Slowly the borrowed shape retreated towards the body of the sleeping saloon-keeper, and after a moment my friend stood beside me, clothed in its own pure form; but on its shoulders and feet were dark stains that looked like mud. “They will soon blow away in the fresh air outside,” smiled the Beautiful Being. “And was it not worth while to convince that soul of its own immortality?” We passed out under the stars, but the scene left an indelible impression on my consciousness. And I shall often remember when I feel self-righteous, how the purest being I ever knew wore the soiled garment of a vulgar saloon-keeper, which left stains on its dainty shoulders and its shining feet—how it dipped itself for the first time in the filth of the world, for love’s sake.

April 17

Letter 26

A Master of Mind

Tonight, the seventeenth of April, nineteen hundred and fifteen, there passed along the battle line of one of the nations at war a great spiritual being, a being whose body is mind and who works through the mind alone. The hour had come when a certain number of those who had fought bravely for their ill-starred country might know that their cause was hopelessly lost. A few only might know tonight; but their knowledge will spread, and with spreading knowledge will come a change of spirit. It is disheartening to fight on for a lost cause. It takes a peculiar quality of devotion, a rare quality of devotion.

What will come from the visit of that celestial being, you wonder? Wait and see. I rarely permit myself to prophesy. I only figure out the probable result of causes known to me. You can do the same, if you let reason take the place of predilection. To judge clearly of the effects of a given cause, the mind must be unbiased by desire; it must be as cold as a mathematical calculation. It is by this celestial algebra that Masters look ahead. When you get in symbols or pictures the answers to questions propounded by your Higher Self, it is by this profounder mathematics that the interior one prepares its answer. It knows causes that are unknown to you, and from these causes can foretell effects with a degree of accuracy almost as great as that of an astronomer foretelling an eclipse. Almost, I say, not quite; for in dealing with human affairs even the greatest Masters must take into consideration an erratic element, the free will in human beings. That, too, may be guessed; but it is guessing, nevertheless. A sudden uprush of free and erratic will, and a new cause is set up, and the calculation must be made afresh. There is a certain charm in dealing with the erratic element of will. Perhaps that is why some persons find cats more fascinating than dogs. A cat is a willful erratic animal; so are many men.

The great being who passed this night along the battle line has been watching the course of earthly events for a considerable time. He is one of those who serve the planetary spirit of the earth by carrying certain ideas around the earth when the time has come for them to play their part in history.
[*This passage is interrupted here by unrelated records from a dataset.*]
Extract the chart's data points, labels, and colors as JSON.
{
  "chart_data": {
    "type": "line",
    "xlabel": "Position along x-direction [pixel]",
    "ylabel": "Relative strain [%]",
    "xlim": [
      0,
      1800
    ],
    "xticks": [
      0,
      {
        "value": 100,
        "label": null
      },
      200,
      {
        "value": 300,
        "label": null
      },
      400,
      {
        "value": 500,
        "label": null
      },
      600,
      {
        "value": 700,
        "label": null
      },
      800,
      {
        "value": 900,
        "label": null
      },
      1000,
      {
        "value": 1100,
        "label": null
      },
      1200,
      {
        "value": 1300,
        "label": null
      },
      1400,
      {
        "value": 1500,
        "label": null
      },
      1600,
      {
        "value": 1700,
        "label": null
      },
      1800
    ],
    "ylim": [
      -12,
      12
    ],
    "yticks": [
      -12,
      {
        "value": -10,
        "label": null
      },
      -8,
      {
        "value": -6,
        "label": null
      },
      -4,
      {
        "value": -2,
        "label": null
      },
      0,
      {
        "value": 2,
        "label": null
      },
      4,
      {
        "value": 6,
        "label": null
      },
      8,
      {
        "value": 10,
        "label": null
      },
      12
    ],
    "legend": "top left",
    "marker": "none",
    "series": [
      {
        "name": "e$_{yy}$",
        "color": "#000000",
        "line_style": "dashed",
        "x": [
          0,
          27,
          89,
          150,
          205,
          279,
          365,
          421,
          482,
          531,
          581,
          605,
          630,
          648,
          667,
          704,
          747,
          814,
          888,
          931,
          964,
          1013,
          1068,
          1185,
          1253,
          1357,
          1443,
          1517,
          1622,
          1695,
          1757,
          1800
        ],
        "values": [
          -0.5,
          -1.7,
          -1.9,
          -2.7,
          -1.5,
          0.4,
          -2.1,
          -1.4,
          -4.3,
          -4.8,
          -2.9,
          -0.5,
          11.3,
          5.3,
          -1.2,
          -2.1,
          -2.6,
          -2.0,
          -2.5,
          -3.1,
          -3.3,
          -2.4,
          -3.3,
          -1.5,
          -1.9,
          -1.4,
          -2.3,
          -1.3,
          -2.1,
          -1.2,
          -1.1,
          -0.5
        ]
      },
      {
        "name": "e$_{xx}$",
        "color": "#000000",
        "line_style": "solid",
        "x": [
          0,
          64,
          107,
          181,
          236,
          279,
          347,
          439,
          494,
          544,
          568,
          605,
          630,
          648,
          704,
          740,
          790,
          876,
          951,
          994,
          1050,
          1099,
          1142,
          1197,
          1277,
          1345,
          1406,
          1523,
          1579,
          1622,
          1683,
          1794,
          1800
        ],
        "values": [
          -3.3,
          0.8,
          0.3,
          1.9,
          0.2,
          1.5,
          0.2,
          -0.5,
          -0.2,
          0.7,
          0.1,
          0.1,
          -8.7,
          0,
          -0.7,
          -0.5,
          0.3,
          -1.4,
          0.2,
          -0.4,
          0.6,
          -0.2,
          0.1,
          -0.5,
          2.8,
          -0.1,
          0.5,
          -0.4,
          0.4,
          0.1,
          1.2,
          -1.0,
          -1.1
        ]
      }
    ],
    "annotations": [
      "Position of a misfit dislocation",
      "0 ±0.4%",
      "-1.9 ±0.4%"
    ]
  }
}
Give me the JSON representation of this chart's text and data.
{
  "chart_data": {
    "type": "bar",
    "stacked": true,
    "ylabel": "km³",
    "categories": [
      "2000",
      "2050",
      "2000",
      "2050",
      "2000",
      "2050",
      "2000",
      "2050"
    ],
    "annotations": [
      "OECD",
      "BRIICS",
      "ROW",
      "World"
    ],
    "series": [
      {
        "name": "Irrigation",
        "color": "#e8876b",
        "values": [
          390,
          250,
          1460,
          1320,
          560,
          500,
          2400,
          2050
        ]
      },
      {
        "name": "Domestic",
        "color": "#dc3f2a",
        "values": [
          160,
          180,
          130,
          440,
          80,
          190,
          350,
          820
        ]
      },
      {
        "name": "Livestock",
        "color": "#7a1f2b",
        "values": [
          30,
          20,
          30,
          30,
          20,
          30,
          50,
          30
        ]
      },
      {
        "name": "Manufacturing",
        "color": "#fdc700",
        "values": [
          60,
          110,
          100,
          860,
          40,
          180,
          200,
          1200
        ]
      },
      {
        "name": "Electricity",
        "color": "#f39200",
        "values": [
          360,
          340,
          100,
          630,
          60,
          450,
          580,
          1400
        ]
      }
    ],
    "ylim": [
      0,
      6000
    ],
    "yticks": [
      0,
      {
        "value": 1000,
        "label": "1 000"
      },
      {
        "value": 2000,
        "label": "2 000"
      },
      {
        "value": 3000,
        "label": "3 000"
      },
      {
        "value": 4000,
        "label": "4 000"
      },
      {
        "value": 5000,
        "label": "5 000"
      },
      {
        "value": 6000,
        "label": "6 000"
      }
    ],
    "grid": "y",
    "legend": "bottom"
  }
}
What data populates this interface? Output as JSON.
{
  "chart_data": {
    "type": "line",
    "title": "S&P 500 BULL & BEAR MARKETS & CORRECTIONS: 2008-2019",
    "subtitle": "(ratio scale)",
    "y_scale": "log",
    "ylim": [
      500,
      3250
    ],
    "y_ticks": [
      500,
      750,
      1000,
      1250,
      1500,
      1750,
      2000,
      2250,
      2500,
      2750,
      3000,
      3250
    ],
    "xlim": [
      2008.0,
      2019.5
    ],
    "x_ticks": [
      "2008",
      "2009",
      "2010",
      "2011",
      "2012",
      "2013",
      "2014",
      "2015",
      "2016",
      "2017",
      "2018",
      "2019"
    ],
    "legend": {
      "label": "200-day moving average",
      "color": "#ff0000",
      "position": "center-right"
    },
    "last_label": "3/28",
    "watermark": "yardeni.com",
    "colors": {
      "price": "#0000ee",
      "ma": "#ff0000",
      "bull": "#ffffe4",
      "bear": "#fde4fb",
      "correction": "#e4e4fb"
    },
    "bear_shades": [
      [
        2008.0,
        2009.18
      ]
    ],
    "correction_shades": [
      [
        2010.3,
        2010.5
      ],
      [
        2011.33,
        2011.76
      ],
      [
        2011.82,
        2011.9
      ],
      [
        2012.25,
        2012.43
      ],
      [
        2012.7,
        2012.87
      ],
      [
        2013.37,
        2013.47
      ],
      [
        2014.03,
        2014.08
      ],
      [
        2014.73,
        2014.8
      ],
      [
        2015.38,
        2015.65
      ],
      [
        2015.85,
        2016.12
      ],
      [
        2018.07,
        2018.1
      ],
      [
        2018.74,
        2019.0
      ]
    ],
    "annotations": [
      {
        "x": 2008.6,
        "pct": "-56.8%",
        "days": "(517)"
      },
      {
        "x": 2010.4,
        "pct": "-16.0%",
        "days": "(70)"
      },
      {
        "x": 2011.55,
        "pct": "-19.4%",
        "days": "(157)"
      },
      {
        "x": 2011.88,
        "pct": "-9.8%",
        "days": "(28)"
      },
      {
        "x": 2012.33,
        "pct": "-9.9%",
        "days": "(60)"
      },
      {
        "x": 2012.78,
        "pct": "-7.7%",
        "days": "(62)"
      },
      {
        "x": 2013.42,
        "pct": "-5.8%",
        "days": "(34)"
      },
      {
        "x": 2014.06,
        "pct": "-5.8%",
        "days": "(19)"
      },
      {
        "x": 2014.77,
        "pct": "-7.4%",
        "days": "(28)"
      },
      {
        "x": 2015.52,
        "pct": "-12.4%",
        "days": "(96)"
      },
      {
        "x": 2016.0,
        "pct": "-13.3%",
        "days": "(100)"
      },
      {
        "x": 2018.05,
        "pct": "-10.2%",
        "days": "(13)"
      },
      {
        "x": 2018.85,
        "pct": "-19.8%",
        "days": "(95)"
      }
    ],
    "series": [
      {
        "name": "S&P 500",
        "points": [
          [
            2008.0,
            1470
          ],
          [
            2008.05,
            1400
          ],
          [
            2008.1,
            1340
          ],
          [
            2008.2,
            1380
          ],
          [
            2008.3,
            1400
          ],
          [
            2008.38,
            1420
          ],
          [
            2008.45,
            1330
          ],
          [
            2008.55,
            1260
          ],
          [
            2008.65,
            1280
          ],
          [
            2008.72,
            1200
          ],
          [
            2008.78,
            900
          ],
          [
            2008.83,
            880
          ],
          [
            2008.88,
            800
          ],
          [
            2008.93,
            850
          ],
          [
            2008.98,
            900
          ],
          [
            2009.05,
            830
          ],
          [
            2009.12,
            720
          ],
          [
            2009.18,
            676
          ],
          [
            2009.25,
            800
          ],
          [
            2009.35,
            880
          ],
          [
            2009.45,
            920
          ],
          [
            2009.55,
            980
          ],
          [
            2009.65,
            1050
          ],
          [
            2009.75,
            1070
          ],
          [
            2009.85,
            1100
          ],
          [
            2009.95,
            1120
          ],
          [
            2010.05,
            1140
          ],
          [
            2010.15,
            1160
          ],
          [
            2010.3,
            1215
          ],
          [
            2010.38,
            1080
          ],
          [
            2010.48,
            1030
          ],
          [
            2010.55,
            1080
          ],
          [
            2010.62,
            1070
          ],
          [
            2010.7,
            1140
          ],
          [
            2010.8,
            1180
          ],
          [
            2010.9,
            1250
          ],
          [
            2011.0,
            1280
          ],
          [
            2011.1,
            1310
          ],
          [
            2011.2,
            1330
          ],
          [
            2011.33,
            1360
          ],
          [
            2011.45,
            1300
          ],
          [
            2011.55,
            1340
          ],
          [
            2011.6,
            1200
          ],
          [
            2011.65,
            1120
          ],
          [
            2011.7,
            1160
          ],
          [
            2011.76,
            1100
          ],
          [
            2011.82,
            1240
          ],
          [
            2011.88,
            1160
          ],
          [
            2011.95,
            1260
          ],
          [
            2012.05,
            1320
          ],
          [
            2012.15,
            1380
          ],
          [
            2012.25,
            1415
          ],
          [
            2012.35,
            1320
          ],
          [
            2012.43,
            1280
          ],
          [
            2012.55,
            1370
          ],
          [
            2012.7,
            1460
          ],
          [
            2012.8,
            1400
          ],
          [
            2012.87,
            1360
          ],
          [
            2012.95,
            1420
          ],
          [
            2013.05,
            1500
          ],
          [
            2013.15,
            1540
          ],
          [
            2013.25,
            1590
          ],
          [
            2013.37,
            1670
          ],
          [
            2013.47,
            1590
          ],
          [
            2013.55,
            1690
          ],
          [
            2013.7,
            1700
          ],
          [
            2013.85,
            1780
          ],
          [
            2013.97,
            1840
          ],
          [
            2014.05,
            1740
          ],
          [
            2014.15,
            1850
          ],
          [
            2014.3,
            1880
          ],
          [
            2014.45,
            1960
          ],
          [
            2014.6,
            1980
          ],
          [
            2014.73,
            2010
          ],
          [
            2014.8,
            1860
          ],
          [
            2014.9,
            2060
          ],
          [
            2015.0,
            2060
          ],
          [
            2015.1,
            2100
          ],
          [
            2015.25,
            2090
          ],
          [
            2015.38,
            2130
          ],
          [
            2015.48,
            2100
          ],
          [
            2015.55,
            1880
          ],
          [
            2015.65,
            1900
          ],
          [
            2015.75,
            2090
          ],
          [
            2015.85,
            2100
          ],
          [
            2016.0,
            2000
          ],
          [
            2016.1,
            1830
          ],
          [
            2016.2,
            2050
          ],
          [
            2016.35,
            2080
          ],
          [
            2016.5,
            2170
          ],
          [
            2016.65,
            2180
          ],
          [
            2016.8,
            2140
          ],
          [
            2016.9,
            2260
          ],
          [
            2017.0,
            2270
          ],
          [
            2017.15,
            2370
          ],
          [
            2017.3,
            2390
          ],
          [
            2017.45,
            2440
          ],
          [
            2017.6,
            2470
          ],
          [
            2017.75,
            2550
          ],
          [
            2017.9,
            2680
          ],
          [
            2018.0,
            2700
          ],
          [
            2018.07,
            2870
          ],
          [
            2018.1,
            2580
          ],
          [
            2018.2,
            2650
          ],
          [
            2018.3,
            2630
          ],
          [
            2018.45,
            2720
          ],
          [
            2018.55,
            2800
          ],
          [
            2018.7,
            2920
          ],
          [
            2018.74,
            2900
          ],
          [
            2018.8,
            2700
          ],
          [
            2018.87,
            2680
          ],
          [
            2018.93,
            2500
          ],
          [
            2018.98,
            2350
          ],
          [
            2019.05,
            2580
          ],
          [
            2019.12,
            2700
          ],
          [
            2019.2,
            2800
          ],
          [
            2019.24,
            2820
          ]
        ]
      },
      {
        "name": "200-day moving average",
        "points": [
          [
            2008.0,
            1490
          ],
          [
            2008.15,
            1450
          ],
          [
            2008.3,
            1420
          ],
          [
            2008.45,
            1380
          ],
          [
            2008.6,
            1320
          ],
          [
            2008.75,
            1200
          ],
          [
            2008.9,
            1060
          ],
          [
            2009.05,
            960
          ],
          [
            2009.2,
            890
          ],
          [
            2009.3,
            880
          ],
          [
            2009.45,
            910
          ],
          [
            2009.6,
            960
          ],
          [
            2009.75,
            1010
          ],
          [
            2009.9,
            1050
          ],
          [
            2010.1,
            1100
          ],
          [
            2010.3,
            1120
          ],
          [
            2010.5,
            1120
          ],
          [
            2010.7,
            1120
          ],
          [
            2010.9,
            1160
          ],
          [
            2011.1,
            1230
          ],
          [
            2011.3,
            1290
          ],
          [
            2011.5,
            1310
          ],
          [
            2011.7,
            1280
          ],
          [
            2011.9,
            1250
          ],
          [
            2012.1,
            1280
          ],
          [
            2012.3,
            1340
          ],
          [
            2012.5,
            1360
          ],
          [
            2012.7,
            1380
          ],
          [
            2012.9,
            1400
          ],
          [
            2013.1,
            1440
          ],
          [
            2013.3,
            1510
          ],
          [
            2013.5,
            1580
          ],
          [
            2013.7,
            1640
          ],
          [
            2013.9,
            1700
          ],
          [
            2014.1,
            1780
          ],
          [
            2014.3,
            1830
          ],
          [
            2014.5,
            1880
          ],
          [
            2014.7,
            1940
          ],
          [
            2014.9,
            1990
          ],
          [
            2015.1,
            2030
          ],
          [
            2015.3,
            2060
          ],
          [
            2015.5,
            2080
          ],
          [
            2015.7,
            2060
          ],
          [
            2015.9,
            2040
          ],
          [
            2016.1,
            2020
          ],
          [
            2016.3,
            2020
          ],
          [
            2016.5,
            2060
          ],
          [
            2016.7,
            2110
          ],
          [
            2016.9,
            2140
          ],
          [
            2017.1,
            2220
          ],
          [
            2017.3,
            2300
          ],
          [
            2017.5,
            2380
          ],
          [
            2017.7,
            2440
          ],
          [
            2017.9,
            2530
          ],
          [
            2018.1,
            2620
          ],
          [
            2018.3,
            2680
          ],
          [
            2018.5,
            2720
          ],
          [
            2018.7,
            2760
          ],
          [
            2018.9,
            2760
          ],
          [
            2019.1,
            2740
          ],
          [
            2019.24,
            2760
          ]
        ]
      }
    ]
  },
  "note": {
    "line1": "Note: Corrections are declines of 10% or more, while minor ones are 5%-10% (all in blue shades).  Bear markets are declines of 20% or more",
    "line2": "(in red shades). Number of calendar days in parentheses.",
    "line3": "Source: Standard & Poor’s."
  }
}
I cannot tell you many details about the life of this being, for I know only a few facts concerning him. He is so far superior to me that my possible comprehension of him is limited. He may once have been a man, I think so; but of that I am not even sure. I have been told that it was he who first impressed upon a small but courageous section of American people the conviction that the time had come when human slavery in America should cease; that it was he who inspired Columbus with the idea that he could find land by sailing west, though in the latter case he was not able to force through into the mind of his instrument the great fact that an immense and independent continent lay off there beyond the western sea, and between it and another sea whose waters washed the eastern shores of Asia. Again, I have been told that it was this being who was instrumental in revealing the knowledge of electricity to mankind.